Given a VETO PROOF majority, Bush may sign House Bill 6331 (or have his veto overridden) which would, effectively end PFFS.
Assuming House Bill 6331 goes into law, Private Insurance Companies will eventually (say, January 1st, 2010 or January 1st 2011) pull out of the system and many of those 2.25 million Medicare Beneficiaries will lose their plans, or, at a minimum, will see their premiums increase and their benefits cut.
So, who stand to lose the most if Democrats can make House Bill 6331 law?
Answer: The Poor and Middle Class rural senior citizen! This is ironic when you consider that these are the very constituents who these Democrats feign to support and protect.

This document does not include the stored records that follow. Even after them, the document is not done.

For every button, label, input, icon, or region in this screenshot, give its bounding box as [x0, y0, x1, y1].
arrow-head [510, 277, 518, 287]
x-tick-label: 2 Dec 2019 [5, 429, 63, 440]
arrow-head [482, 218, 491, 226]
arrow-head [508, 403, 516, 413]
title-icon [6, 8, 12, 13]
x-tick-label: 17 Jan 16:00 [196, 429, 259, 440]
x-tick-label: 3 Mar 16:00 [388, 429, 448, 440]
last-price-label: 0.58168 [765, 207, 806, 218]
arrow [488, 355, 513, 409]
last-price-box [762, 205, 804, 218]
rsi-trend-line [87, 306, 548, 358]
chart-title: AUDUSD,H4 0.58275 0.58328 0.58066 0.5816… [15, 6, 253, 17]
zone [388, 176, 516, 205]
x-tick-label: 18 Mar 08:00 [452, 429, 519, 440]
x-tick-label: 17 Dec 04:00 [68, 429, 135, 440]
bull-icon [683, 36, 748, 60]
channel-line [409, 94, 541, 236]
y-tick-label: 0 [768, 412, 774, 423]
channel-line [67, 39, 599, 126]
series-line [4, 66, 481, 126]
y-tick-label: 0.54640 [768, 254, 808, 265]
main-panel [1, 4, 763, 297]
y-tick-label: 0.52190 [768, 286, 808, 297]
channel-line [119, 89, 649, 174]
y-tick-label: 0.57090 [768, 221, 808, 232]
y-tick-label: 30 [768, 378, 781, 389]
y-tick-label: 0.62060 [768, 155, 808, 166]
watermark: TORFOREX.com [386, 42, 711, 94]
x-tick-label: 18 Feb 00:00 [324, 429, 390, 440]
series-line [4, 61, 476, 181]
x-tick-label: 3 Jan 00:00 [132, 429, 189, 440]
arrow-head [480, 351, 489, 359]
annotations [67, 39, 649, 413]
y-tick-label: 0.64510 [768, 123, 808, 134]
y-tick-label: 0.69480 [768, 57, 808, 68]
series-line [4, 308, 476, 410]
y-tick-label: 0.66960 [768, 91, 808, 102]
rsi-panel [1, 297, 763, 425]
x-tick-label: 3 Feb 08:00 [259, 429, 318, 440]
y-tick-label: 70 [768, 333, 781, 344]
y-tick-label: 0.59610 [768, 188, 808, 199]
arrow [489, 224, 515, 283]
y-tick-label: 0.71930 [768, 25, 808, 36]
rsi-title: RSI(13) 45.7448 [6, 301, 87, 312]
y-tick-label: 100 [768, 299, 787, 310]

Certainly, I would encourage insurance agents who sold these plans as a way to help their clients to call their Senators to get behind the Grassley/Baucus compromise effort. However, EVEN MORE THAN THAT, call your clients in PFFS plans and let them know as well to call their representative and tell them to VOTE AGAINST House Bill 6331 and SUPPORT the Grassley/Baucus compromise which would save the PFFS plans and avert the Physician’s fee cuts.
One man’s opinion,
Craig Ritter
PS One final irony, it should be noted that the Democratic Governor of Pennsylvania, Ed Rendell, and the Democratic Governor of West Virginia, Joe Manchin, thought enough of PFFS plans to use these plans for their States’ Retirees!
Craig:
Thanks for starting this blog. Your post about the reasons for PFFS filled in one of the voids in my brain!
I did not know that the extra dough were paying was intentional to get the program off the ground.
My feeling is that PFFS is a way to expensive program and will go the way of the Edsel shortly but what about those people in rural areas who can’t afford a supplement?